Miesha Theresa Tate ( born August 18, 1986) is an American mixed martial arts pundit and former mixed martial artist.
She competed in the Ultimate Fighting Championship (UFC) and is a former UFC Women’s Bantamweight Champion. Primarily known for her grappling ability, Tate became a wrestler while attending Franklin Pierce High School in Tacoma, Washington and won a state championship during her senior year in 2005. She began her professional mixed martial arts (MMA) career in 2007, and won the bantamweight championship of the Freestyle Cage Fighting promotion in 2009. Tate gained increased recognition in 2011, when she won the Strikeforce Women’s Bantamweight Championship. She has also won a silver medal in the FILA Grappling Championships.
Outside of MMA, Tate has modeled for numerous websites and publications, including ESPN The Magazine and Fitness Gurls. She is featured as a playable character in the video game EA Sports UFC. In 2015, Tate was announced as a cast member in the feature film Fight Valley. Her fighting style, which focused on wrestling and Brazilian jiu-jitsu, has earned praise from multiple peers and media outlets. Ultimate Fighting Championship president Dana White has credited Tate’s fight with Ronda Rousey on March 3, 2012 as the key factor in the creation of women’s divisions in the UFC.
Tate’s final victory in MMA came on March 5, 2016, when she won the UFC Women’s Bantamweight Championship after beating Holly Holm via technical submission. On July 9, 2016, she lost the UFC title to Amanda Nunes at UFC 200. In November 2016, she announced her retirement from MMA after a loss by decision to Raquel Pennington at UFC 205.
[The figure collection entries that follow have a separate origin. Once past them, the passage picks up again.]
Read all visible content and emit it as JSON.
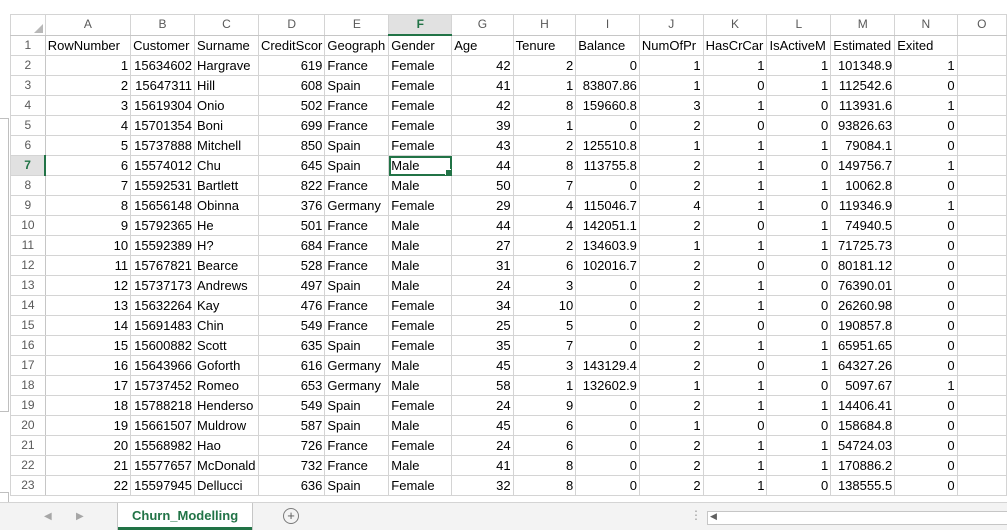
{
  "columns": [
    "A",
    "B",
    "C",
    "D",
    "E",
    "F",
    "G",
    "H",
    "I",
    "J",
    "K",
    "L",
    "M",
    "N",
    "O"
  ],
  "active_column": "F",
  "active_row": 7,
  "selected_cell": "F7",
  "row_numbers": [
    1,
    2,
    3,
    4,
    5,
    6,
    7,
    8,
    9,
    10,
    11,
    12,
    13,
    14,
    15,
    16,
    17,
    18,
    19,
    20,
    21,
    22,
    23
  ],
  "rows": [
    [
      "RowNumber",
      "Customer",
      "Surname",
      "CreditScor",
      "Geograph",
      "Gender",
      "Age",
      "Tenure",
      "Balance",
      "NumOfPr",
      "HasCrCar",
      "IsActiveM",
      "Estimated",
      "Exited",
      ""
    ],
    [
      "1",
      "15634602",
      "Hargrave",
      "619",
      "France",
      "Female",
      "42",
      "2",
      "0",
      "1",
      "1",
      "1",
      "101348.9",
      "1",
      ""
    ],
    [
      "2",
      "15647311",
      "Hill",
      "608",
      "Spain",
      "Female",
      "41",
      "1",
      "83807.86",
      "1",
      "0",
      "1",
      "112542.6",
      "0",
      ""
    ],
    [
      "3",
      "15619304",
      "Onio",
      "502",
      "France",
      "Female",
      "42",
      "8",
      "159660.8",
      "3",
      "1",
      "0",
      "113931.6",
      "1",
      ""
    ],
    [
      "4",
      "15701354",
      "Boni",
      "699",
      "France",
      "Female",
      "39",
      "1",
      "0",
      "2",
      "0",
      "0",
      "93826.63",
      "0",
      ""
    ],
    [
      "5",
      "15737888",
      "Mitchell",
      "850",
      "Spain",
      "Female",
      "43",
      "2",
      "125510.8",
      "1",
      "1",
      "1",
      "79084.1",
      "0",
      ""
    ],
    [
      "6",
      "15574012",
      "Chu",
      "645",
      "Spain",
      "Male",
      "44",
      "8",
      "113755.8",
      "2",
      "1",
      "0",
      "149756.7",
      "1",
      ""
    ],
    [
      "7",
      "15592531",
      "Bartlett",
      "822",
      "France",
      "Male",
      "50",
      "7",
      "0",
      "2",
      "1",
      "1",
      "10062.8",
      "0",
      ""
    ],
    [
      "8",
      "15656148",
      "Obinna",
      "376",
      "Germany",
      "Female",
      "29",
      "4",
      "115046.7",
      "4",
      "1",
      "0",
      "119346.9",
      "1",
      ""
    ],
    [
      "9",
      "15792365",
      "He",
      "501",
      "France",
      "Male",
      "44",
      "4",
      "142051.1",
      "2",
      "0",
      "1",
      "74940.5",
      "0",
      ""
    ],
    [
      "10",
      "15592389",
      "H?",
      "684",
      "France",
      "Male",
      "27",
      "2",
      "134603.9",
      "1",
      "1",
      "1",
      "71725.73",
      "0",
      ""
    ],
    [
      "11",
      "15767821",
      "Bearce",
      "528",
      "France",
      "Male",
      "31",
      "6",
      "102016.7",
      "2",
      "0",
      "0",
      "80181.12",
      "0",
      ""
    ],
    [
      "12",
      "15737173",
      "Andrews",
      "497",
      "Spain",
      "Male",
      "24",
      "3",
      "0",
      "2",
      "1",
      "0",
      "76390.01",
      "0",
      ""
    ],
    [
      "13",
      "15632264",
      "Kay",
      "476",
      "France",
      "Female",
      "34",
      "10",
      "0",
      "2",
      "1",
      "0",
      "26260.98",
      "0",
      ""
    ],
    [
      "14",
      "15691483",
      "Chin",
      "549",
      "France",
      "Female",
      "25",
      "5",
      "0",
      "2",
      "0",
      "0",
      "190857.8",
      "0",
      ""
    ],
    [
      "15",
      "15600882",
      "Scott",
      "635",
      "Spain",
      "Female",
      "35",
      "7",
      "0",
      "2",
      "1",
      "1",
      "65951.65",
      "0",
      ""
    ],
    [
      "16",
      "15643966",
      "Goforth",
      "616",
      "Germany",
      "Male",
      "45",
      "3",
      "143129.4",
      "2",
      "0",
      "1",
      "64327.26",
      "0",
      ""
    ],
    [
      "17",
      "15737452",
      "Romeo",
      "653",
      "Germany",
      "Male",
      "58",
      "1",
      "132602.9",
      "1",
      "1",
      "0",
      "5097.67",
      "1",
      ""
    ],
    [
      "18",
      "15788218",
      "Henderso",
      "549",
      "Spain",
      "Female",
      "24",
      "9",
      "0",
      "2",
      "1",
      "1",
      "14406.41",
      "0",
      ""
    ],
    [
      "19",
      "15661507",
      "Muldrow",
      "587",
      "Spain",
      "Male",
      "45",
      "6",
      "0",
      "1",
      "0",
      "0",
      "158684.8",
      "0",
      ""
    ],
    [
      "20",
      "15568982",
      "Hao",
      "726",
      "France",
      "Female",
      "24",
      "6",
      "0",
      "2",
      "1",
      "1",
      "54724.03",
      "0",
      ""
    ],
    [
      "21",
      "15577657",
      "McDonald",
      "732",
      "France",
      "Male",
      "41",
      "8",
      "0",
      "2",
      "1",
      "1",
      "170886.2",
      "0",
      ""
    ],
    [
      "22",
      "15597945",
      "Dellucci",
      "636",
      "Spain",
      "Female",
      "32",
      "8",
      "0",
      "2",
      "1",
      "0",
      "138555.5",
      "0",
      ""
    ]
  ],
  "sheet_tab": "Churn_Modelling",
  "add_sheet_symbol": "+",
  "nav_prev": "◀",
  "nav_next": "▶",
  "scroll_dots": "⋮",
  "scroll_arrow": "◀"
}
Post retirement, Tate has shown interest in competing in no-gi grappling matches, the first of which was against former MMA opponent Jessica Eye at Submission Underground 2, which Tate won in overtime. Tate has also signed a contract with Fox Sports, joining the UFC analytical desk for FS1. Tate was known for her extensive knowledge of ground-based arts, including wrestling, jiu-jitsu, and submission defense; her wrestling-heavy style lead to her first nickname, “Takedown”. In July 2011, Tate won the Strikeforce Bantamweight Championship by becoming the first woman to ever submit Marloes Coenen in an MMA bout. During her win at UFC 183, Tate out-grappled Olympic wrestling medalist Sara McMann. She is also noted for being the first fighter to escape Ronda Rousey’s armbar on multiple occasions. Following their first bout in March 2012, Rousey described Tate as “much more savvy on the ground than I anticipated.”
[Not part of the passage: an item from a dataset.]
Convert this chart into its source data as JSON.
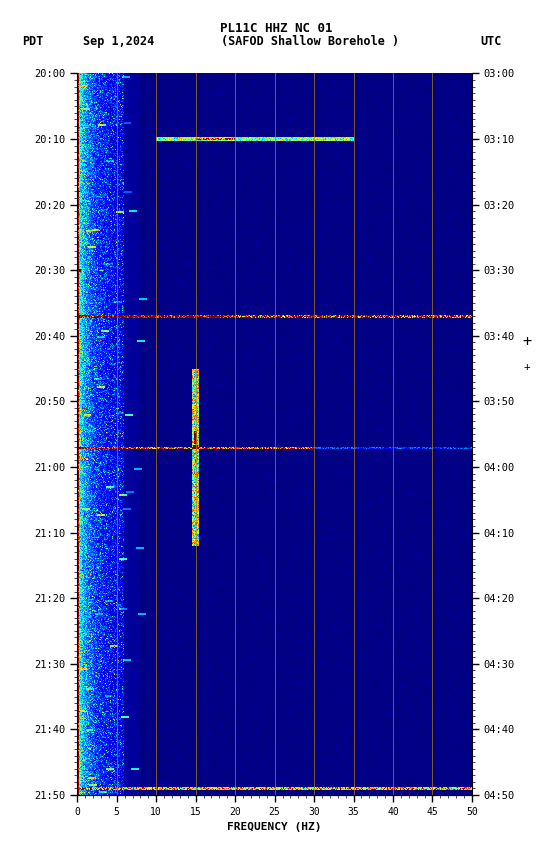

Tate was noted for her double-leg takedowns, usually performed by picking an opponent up while pressing them against the cage. From top position, she typically attacked from side control as opposed to mount; in a rear position, she would usually secure a body triangle and attack with strikes. Having won multiple titles in wrestling, Tate was well known for her power on the ground, which often allowed her to hold opponents in vulnerable positions. Tate has extensive training in Brazilian jiu-jitsu. When attacking from her guard, she usually attempted an armbar or a triangle choke. She employed a variety of submissions while grappling with opponents, including heel hooks, guillotines, and kimura locks. During her fight against Julie Kedzie, she also used a triangle to transition to mount. Numerous media outlets, including Yahoo! and FoxSports.com, described her ground game as “powerful” and “dominant,” noting that Tate’s opponents were often overwhelmed if taken down. Julie Kedzie typically avoided going to the ground with Tate throughout the duration of their fight. During their bout at UFC 168, Ronda Rousey repeatedly blocked and reversed Tate’s takedown attempts.
While standing, Tate typically used left jabs, left hooks, a right cross, an overhand right, and knees from a clinch. Tate’s technique has earned the admiration of numerous peers. Following their bout in April 2013, Cat Zingano stated, “To be honest, I looked up to Miesha since I started this sport.” Rousey has described Tate as “an amazing fighter.”